El doctor sacó al gato de la caja entre chillidos y lo acostó en la mesa. Lo tranquilizó un poco hablándole en voz baja y sacó una jeringa de un atril. Sergio observó la aguja enterrándose en la piel y luego en la carne del gato. Cerca de la mesa había un atril con tijeras, cuchillos y anillos de plástico. La enfermera les explicó que los anillos eran para cortar la circulación de los testículos. Sergio pensó en sus propios testículos y en su capuchón. El gato también tenía un capuchón pero más grande. Su pinga no se dejaba ver normalmente, a menos que se estuviese lamiendo las ingles. Sergio se preguntaba por qué él no podía lamerse las ingles. O los pies. El gato sí podía. En cambio, su pinga era mucho más chiquita que la de Sergio y le faltaba mucho más tiempo para hacer lo que hacían los fantasmas en el colegio. Sobre el papel de la mesa, se extendió una mancha de sangre.

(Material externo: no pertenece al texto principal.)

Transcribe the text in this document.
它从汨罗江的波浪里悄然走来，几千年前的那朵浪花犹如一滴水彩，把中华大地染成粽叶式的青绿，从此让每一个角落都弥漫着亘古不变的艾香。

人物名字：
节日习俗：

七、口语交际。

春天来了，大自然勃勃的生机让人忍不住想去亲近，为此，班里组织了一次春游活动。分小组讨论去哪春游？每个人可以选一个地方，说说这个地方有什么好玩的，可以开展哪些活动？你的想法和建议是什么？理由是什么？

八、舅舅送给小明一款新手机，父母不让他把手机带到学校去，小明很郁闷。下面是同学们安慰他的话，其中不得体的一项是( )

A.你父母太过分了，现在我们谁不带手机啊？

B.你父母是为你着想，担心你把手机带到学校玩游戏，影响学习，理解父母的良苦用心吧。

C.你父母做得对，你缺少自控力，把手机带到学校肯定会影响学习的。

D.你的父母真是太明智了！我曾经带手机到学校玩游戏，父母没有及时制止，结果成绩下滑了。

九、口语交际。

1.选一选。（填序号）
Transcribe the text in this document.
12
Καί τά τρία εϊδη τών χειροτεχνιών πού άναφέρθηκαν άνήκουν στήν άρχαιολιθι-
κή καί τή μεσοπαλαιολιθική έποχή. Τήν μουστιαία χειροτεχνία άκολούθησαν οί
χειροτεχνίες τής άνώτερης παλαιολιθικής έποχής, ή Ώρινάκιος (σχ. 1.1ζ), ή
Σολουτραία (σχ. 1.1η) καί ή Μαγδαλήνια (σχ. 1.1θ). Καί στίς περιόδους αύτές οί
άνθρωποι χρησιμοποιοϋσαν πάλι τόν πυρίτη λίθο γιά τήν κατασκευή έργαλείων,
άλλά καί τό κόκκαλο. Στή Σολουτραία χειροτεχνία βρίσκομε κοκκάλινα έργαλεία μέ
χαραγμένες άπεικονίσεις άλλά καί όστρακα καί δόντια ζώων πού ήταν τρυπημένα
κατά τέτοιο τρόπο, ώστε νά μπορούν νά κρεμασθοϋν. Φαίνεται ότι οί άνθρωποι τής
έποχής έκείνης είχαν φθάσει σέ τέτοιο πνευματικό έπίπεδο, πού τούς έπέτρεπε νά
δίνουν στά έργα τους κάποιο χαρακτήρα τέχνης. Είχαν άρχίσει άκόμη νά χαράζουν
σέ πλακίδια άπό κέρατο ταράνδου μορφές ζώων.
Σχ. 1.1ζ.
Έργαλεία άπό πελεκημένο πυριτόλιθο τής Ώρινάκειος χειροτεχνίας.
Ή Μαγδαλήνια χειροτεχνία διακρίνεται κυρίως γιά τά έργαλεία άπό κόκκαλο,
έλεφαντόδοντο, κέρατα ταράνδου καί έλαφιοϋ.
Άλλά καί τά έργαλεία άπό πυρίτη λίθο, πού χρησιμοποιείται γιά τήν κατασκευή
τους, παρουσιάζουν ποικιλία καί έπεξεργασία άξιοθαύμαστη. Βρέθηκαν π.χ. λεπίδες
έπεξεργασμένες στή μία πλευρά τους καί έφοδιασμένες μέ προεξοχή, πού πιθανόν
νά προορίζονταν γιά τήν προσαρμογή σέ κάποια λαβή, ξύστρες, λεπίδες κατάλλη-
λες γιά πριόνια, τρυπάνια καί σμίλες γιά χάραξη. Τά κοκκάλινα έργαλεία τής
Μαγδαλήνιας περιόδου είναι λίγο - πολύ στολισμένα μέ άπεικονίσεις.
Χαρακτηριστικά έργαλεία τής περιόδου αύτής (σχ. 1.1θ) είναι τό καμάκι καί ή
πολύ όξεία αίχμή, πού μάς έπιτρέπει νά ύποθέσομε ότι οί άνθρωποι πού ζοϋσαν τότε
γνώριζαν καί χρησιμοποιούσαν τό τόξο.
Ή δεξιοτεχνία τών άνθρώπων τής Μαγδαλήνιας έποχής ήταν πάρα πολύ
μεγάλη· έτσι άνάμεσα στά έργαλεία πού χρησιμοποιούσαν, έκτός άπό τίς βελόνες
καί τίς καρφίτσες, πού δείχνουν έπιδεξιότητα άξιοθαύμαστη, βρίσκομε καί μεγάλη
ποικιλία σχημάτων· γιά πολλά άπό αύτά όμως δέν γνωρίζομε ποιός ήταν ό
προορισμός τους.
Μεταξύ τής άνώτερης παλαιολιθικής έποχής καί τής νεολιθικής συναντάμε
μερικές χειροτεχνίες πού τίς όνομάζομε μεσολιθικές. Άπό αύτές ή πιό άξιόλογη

—¿Por qué hacen eso? —preguntó Jasmín.
—Porque se está portando mal.
—¿O sea que si tú te portas mal te harán lo mismo?
—Qué idiota eres. Eso sólo se lo hacen a los gatos.
—¿Y no se mueren?
—No. Mi mamá dice que sólo engordan.
—Yo conozco a un muerto.
—Mentira. Ya te dije que no te creo.
—De verdad. Vive al costado de mi casa. Si quieres podemos visitarlo un día.

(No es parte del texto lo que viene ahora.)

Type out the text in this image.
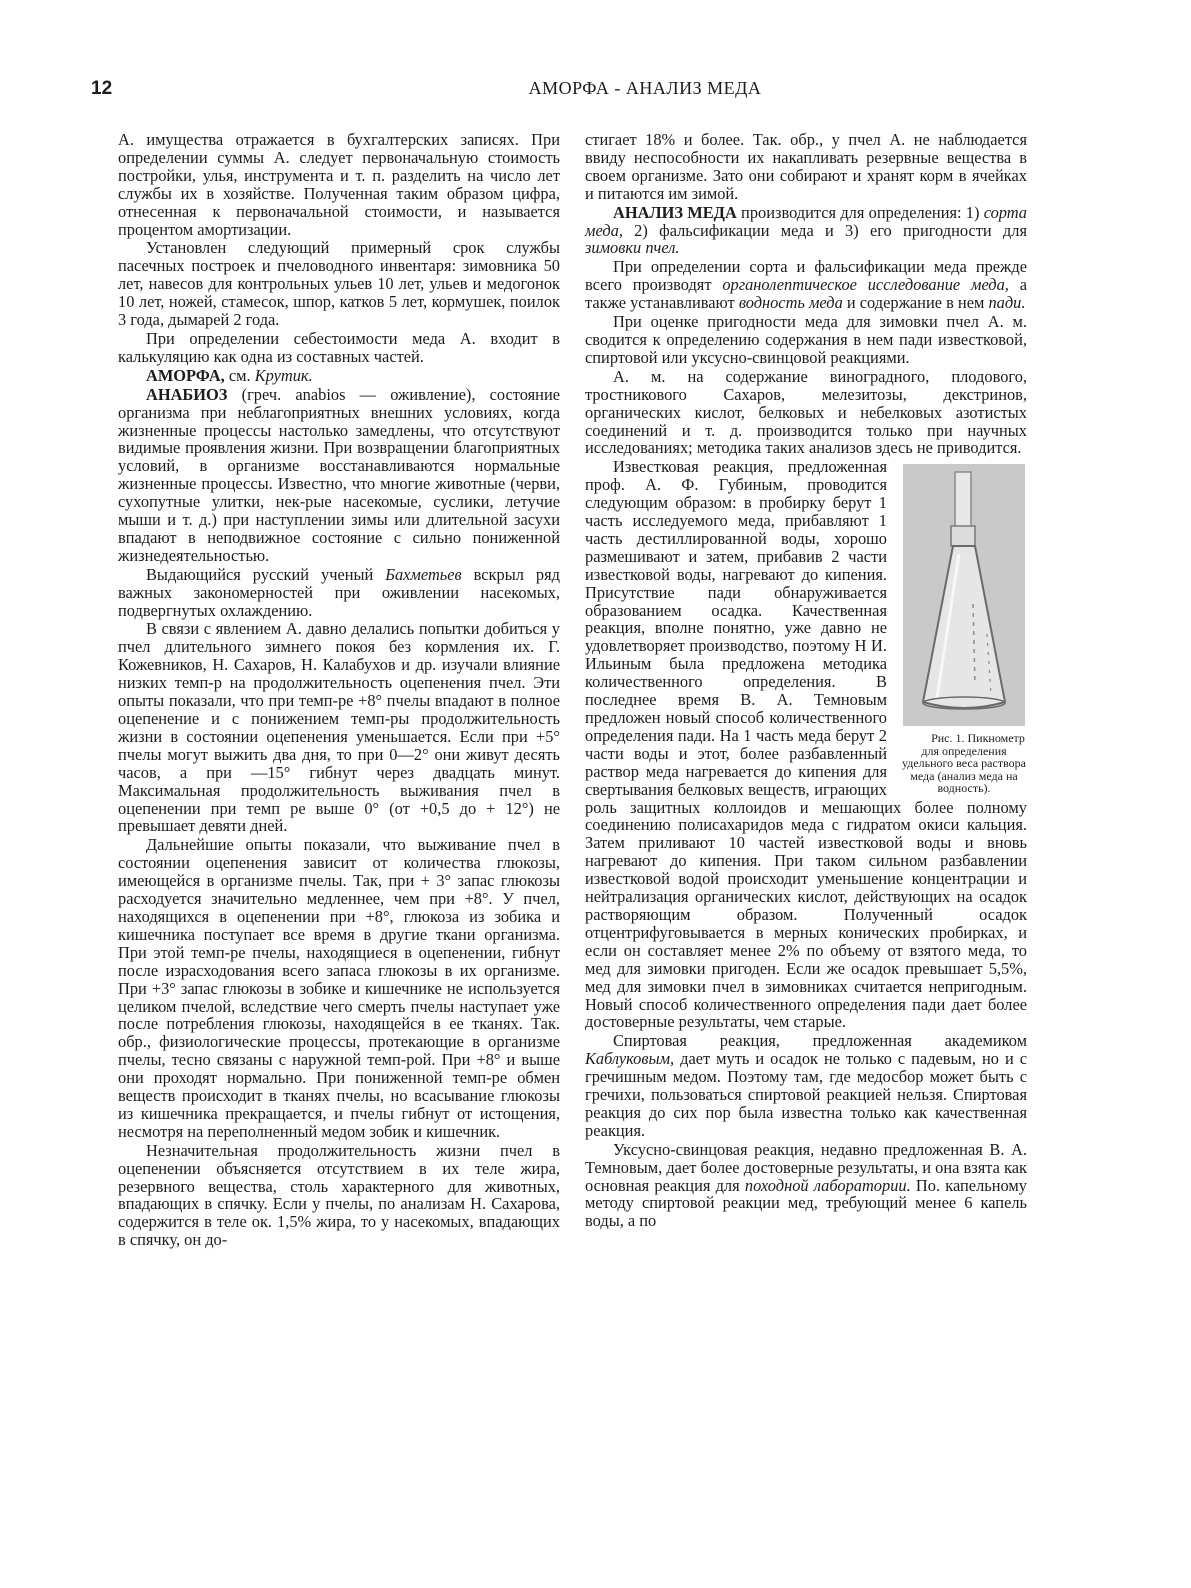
12	АМОРФА - АНАЛИЗ МЕДА

А. имущества отражается в бухгалтерских записях. При определении суммы А. следует первоначальную стоимость постройки, улья, инструмента и т. п. разделить на число лет службы их в хозяйстве. Полученная таким образом цифра, отнесенная к первоначальной стоимости, и называется процентом амортизации.

Установлен следующий примерный срок службы пасечных построек и пчеловодного инвентаря: зимовника 50 лет, навесов для контрольных ульев 10 лет, ульев и медогонок 10 лет, ножей, стамесок, шпор, катков 5 лет, кормушек, поилок 3 года, дымарей 2 года.

При определении себестоимости меда А. входит в калькуляцию как одна из составных частей.

АМОРФА, см. Крутик.

АНАБИОЗ (греч. anabios — оживление), состояние организма при неблагоприятных внешних условиях, когда жизненные процессы настолько замедлены, что отсутствуют видимые проявления жизни. При возвращении благоприятных условий, в организме восстанавливаются нормальные жизненные процессы. Известно, что многие животные (черви, сухопутные улитки, нек-рые насекомые, суслики, летучие мыши и т. д.) при наступлении зимы или длительной засухи впадают в неподвижное состояние с сильно пониженной жизнедеятельностью.

Выдающийся русский ученый Бахметьев вскрыл ряд важных закономерностей при оживлении насекомых, подвергнутых охлаждению.

В связи с явлением А. давно делались попытки добиться у пчел длительного зимнего покоя без кормления их. Г. Кожевников, Н. Сахаров, Н. Калабухов и др. изучали влияние низких темп-р на продолжительность оцепенения пчел. Эти опыты показали, что при темп-ре +8° пчелы впадают в полное оцепенение и с понижением темп-ры продолжительность жизни в состоянии оцепенения уменьшается. Если при +5° пчелы могут выжить два дня, то при 0—2° они живут десять часов, а при —15° гибнут через двадцать минут. Максимальная продолжительность выживания пчел в оцепенении при темп ре выше 0° (от +0,5 до + 12°) не превышает девяти дней.

Дальнейшие опыты показали, что выживание пчел в состоянии оцепенения зависит от количества глюкозы, имеющейся в организме пчелы. Так, при + 3° запас глюкозы расходуется значительно медленнее, чем при +8°. У пчел, находящихся в оцепенении при +8°, глюкоза из зобика и кишечника поступает все время в другие ткани организма. При этой темп-ре пчелы, находящиеся в оцепенении, гибнут после израсходования всего запаса глюкозы в их организме. При +3° запас глюкозы в зобике и кишечнике не используется целиком пчелой, вследствие чего смерть пчелы наступает уже после потребления глюкозы, находящейся в ее тканях. Так. обр., физиологические процессы, протекающие в организме пчелы, тесно связаны с наружной темп-рой. При +8° и выше они проходят нормально. При пониженной темп-ре обмен веществ происходит в тканях пчелы, но всасывание глюкозы из кишечника прекращается, и пчелы гибнут от истощения, несмотря на переполненный медом зобик и кишечник.

Незначительная продолжительность жизни пчел в оцепенении объясняется отсутствием в их теле жира, резервного вещества, столь характерного для животных, впадающих в спячку. Если у пчелы, по анализам Н. Сахарова, содержится в теле ок. 1,5% жира, то у насекомых, впадающих в спячку, он до-

стигает 18% и более. Так. обр., у пчел А. не наблюдается ввиду неспособности их накапливать резервные вещества в своем организме. Зато они собирают и хранят корм в ячейках и питаются им зимой.

АНАЛИЗ МЕДА производится для определения: 1) сорта меда, 2) фальсификации меда и 3) его пригодности для зимовки пчел.

При определении сорта и фальсификации меда прежде всего производят органолептическое исследование меда, а также устанавливают водность меда и содержание в нем пади.

При оценке пригодности меда для зимовки пчел А. м. сводится к определению содержания в нем пади известковой, спиртовой или уксусно-свинцовой реакциями.

А. м. на содержание виноградного, плодового, тростникового Сахаров, мелезитозы, декстринов, органических кислот, белковых и небелковых азотистых соединений и т. д. производится только при научных исследованиях; методика таких анализов здесь не приводится.

Рис. 1. Пикнометр для определения удельного веса раствора меда (анализ меда на водность).
Известковая реакция, предложенная проф. А. Ф. Губиным, проводится следующим образом: в пробирку берут 1 часть исследуемого меда, прибавляют 1 часть дестиллированной воды, хорошо размешивают и затем, прибавив 2 части известковой воды, нагревают до кипения. Присутствие пади обнаруживается образованием осадка. Качественная реакция, вполне понятно, уже давно не удовлетворяет производство, поэтому Н И. Ильиным была предложена методика количественного определения. В последнее время В. А. Темновым предложен новый способ количественного определения пади. На 1 часть меда берут 2 части воды и этот, более разбавленный раствор меда нагревается до кипения для свертывания белковых веществ, играющих роль защитных коллоидов и мешающих более полному соединению полисахаридов меда с гидратом окиси кальция. Затем приливают 10 частей известковой воды и вновь нагревают до кипения. При таком сильном разбавлении известковой водой происходит уменьшение концентрации и нейтрализация органических кислот, действующих на осадок растворяющим образом. Полученный осадок отцентрифуговывается в мерных конических пробирках, и если он составляет менее 2% по объему от взятого меда, то мед для зимовки пригоден. Если же осадок превышает 5,5%, мед для зимовки пчел в зимовниках считается непригодным. Новый способ количественного определения пади дает более достоверные результаты, чем старые.

Спиртовая реакция, предложенная академиком Каблуковым, дает муть и осадок не только с падевым, но и с гречишным медом. Поэтому там, где медосбор может быть с гречихи, пользоваться спиртовой реакцией нельзя. Спиртовая реакция до сих пор была известна только как качественная реакция.

Уксусно-свинцовая реакция, недавно предложенная В. А. Темновым, дает более достоверные результаты, и она взята как основная реакция для походной лаборатории. По. капельному методу спиртовой реакции мед, требующий менее 6 капель воды, а по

—¿En serio? Le voy a pedir permiso a mi mamá.
—No te va a dejar. Tiene que ser un secreto.
—No puede ser. Los muertos son conocidos. Salen en los periódicos.
—Éste no. Es un muerto muy calladito.
En ese momento, el gato saltó de la mesa. Tenía la jeringa clavada en la espalda, con todo su contenido aún en el tubo, balanceándose mientras él corría a un rincón, donde se atrincheró mostrando los dientes con todo el lomo erizado. La sangre de la mesa había goteado desde el lomo y continuaba cayéndole por los lados. El doctor se acercó a calmarlo, pero el gato le saltó a la cara y corrió a otro rincón. En el camino tiró el atril de los instrumentos. Se asustó todavía más y empezó a hacer ruidos con las mandíbulas, como ráfagas de una ametralladora afónica. Nadie logró calmarlo, ni la enfermera ni Sergio. Si alguien se acercaba, saltaba a otro lado dejando un rastro de arañazos y mordidas. Logró escapar de la habitación y corrió a la sala de espera, donde los otros gatos se pusieron nerviosos y los perros empezaron a perseguirlo tumbando las jaulas de los pajaritos y a las señoras que las llevaban. Uno de los perros trató de comerse al mico de un señor de la selva, y entonces los demás empezaron a pelear con él. Cuando el griterío y los aullidos se volvieron insoportables, Jasmín dijo:
—Creo que tu gato no quiere portarse bien.
Sergio pensó en los perros del señor Braun, aullando y chorreando sangre de las mandíbulas.